As highlighted in this prior post, Teva has been under FCPA scrutiny since July 2012.
A few weeks after an official is sworn in to a high-ranking government position, the official asserts herself into a pending government investigation against a corporation and brokers a settlement (an unusual task given the official’s position).
From that point forward, the corporation significantly increases its contributions to a charitable organization set up by the official’s family and pays the official’s spouse $1.5 million to participate in a series of question and answer sessions with the corporation’s CEO.
A prudent FCPA practitioner would immediately see numerous red flags and recommend an internal investigation.
But wait, the official is not a foreign official, it’s a U.S. official and once again it is Hillary Clinton. (See here for the Wall Street Journal’s recent article “Clinton’s Complicated UBS Ties.”)
On the other side of the Presidential ticket is Donald Trump. Regardless of what you think of “The Donald” he is blunt. In this recent Wall Street Journal article, Trump explains why he previously donated to Hillary Clinton’s 2008 presidential campaign and other political campaigns.
“As a businessman, [Trump] needed to curry favor with an influential senator from his home state. In turn, he said, [Clinton] had incentive to court him as a campaign donor. “As a businessman and a very substantial donor to very important people, when you give, they do whatever the hell you want them to do,” Mr. Trump said. “As a businessman, I need that.”
In this recent Law360 article “FCPA Challenges Make for Spotty Trial Record for DOJ,” Michael Levy (Paul Hastings) states:
“We’ve seen several trials in which the judges have been skeptical, if not outwardly hostile, to some of the government’s more aggressive interpretations of the FCPA. While those trials may have fallen apart for other reasons, that skepticism still played, I believe, a substantial role.”

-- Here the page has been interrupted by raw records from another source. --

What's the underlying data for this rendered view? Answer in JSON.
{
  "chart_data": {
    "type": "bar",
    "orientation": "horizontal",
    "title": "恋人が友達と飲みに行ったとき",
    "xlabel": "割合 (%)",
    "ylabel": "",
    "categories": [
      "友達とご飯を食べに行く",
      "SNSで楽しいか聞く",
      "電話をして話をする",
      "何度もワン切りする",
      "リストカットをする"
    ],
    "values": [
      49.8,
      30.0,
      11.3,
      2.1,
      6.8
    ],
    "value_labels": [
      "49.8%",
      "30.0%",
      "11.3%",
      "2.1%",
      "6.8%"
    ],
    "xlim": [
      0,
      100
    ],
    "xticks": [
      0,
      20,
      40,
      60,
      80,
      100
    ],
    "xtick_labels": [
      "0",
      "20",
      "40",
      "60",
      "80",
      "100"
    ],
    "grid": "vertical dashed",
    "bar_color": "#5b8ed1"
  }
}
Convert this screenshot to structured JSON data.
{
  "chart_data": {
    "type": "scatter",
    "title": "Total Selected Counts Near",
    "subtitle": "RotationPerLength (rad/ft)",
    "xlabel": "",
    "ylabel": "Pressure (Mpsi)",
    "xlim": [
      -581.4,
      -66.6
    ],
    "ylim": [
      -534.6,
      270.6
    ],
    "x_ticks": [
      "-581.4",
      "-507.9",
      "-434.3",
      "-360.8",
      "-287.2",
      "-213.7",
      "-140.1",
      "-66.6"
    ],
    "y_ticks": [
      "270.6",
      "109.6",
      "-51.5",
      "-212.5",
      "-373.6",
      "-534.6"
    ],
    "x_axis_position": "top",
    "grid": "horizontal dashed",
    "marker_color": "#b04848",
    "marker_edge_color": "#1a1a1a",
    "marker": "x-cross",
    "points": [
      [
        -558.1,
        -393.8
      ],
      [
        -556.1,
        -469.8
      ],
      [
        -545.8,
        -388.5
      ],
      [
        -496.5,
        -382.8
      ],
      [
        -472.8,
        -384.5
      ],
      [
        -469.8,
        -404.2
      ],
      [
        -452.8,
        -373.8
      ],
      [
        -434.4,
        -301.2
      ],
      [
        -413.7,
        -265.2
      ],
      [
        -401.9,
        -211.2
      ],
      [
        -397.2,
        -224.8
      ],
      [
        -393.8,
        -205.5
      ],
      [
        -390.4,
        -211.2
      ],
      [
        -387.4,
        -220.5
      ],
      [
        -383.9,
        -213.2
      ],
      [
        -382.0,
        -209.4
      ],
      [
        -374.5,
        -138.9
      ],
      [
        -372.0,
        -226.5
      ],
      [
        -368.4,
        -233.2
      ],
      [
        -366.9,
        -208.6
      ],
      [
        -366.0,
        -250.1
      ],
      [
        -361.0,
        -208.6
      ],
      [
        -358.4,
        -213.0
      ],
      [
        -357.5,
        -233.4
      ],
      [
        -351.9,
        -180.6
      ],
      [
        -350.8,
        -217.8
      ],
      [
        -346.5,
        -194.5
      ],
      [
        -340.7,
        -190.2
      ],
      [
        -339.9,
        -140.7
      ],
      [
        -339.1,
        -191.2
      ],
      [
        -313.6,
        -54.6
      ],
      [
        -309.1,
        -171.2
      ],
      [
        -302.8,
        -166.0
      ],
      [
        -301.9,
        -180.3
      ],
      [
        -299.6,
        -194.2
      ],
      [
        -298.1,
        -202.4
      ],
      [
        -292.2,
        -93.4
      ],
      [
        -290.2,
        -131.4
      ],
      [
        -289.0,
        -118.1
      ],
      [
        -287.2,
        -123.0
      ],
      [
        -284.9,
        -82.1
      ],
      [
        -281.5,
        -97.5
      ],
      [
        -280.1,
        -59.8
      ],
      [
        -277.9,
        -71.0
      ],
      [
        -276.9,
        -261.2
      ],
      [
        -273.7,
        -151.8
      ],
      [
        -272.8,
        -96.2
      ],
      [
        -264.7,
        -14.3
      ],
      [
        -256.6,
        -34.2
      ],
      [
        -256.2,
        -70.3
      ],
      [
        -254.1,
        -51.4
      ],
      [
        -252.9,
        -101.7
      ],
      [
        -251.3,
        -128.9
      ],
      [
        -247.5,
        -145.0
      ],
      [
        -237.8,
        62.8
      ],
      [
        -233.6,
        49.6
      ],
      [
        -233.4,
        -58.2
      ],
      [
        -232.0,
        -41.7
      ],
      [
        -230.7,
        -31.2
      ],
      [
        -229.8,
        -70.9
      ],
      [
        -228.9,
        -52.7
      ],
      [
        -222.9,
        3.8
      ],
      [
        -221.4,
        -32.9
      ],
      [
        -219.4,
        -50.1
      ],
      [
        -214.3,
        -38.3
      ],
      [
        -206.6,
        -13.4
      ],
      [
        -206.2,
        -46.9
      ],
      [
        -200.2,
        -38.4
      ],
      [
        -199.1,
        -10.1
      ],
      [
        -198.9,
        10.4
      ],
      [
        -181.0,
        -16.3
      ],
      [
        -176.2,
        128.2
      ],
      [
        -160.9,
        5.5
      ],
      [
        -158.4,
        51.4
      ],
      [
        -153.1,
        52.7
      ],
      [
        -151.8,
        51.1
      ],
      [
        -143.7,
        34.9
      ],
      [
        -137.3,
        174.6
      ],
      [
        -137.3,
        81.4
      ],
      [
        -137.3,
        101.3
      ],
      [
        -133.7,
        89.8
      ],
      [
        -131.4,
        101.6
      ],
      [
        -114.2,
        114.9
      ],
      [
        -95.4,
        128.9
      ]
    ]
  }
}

“Without the development of the law through judicial decisions, it’s very unclear what judges believe the FCPA means compared to what the DOJ think the FCPA means.”
(See here for Levy’s FCPA Professor guest post titled “Prosecutorial Common Law”).
In the same article, George Terwilliger (McGuireWoods and a former high-ranking DOJ official) states:
“It is fundamental to due process that a person of ordinary intelligence should be able to read a law and understand what is required or prohibited, as the case may be. Many people of great intelligence on both sides of an FCPA question debate just such issues.”
“That does not produce the fair warning that those subject to the law deserve to have.”
For the Reading Stack
An informative article here by Jon N. Eisenberg (K&L Gates) titled “Are Public Companies Required to Disclose Government Investigations.” While not FCPA-specific, the article is FCPA relevant and begins as follows.
“For many public companies, the first issue they have to confront after they receive a government subpoena or Civil Investigative Demand (“CID”) is whether to disclose publicly that they are under investigation. Curiously, the standards for disclosure of investigations are more muddled than one would expect. As a result, disclosure practices vary—investigations are sometimes disclosed upon receipt of a subpoena or CID, sometimes when the staff advises a company that it has tentatively decided to recommend an enforcement action, sometimes not until the end of the process, and sometimes at other intermediate stages along the way. In many cases, differences in the timing of disclosure may reflect different approaches to disclosure. We discuss below the standards that govern the disclosure decision and practical considerations. We then provide five representative examples of language that companies used when they disclosed investigations at an early stage.”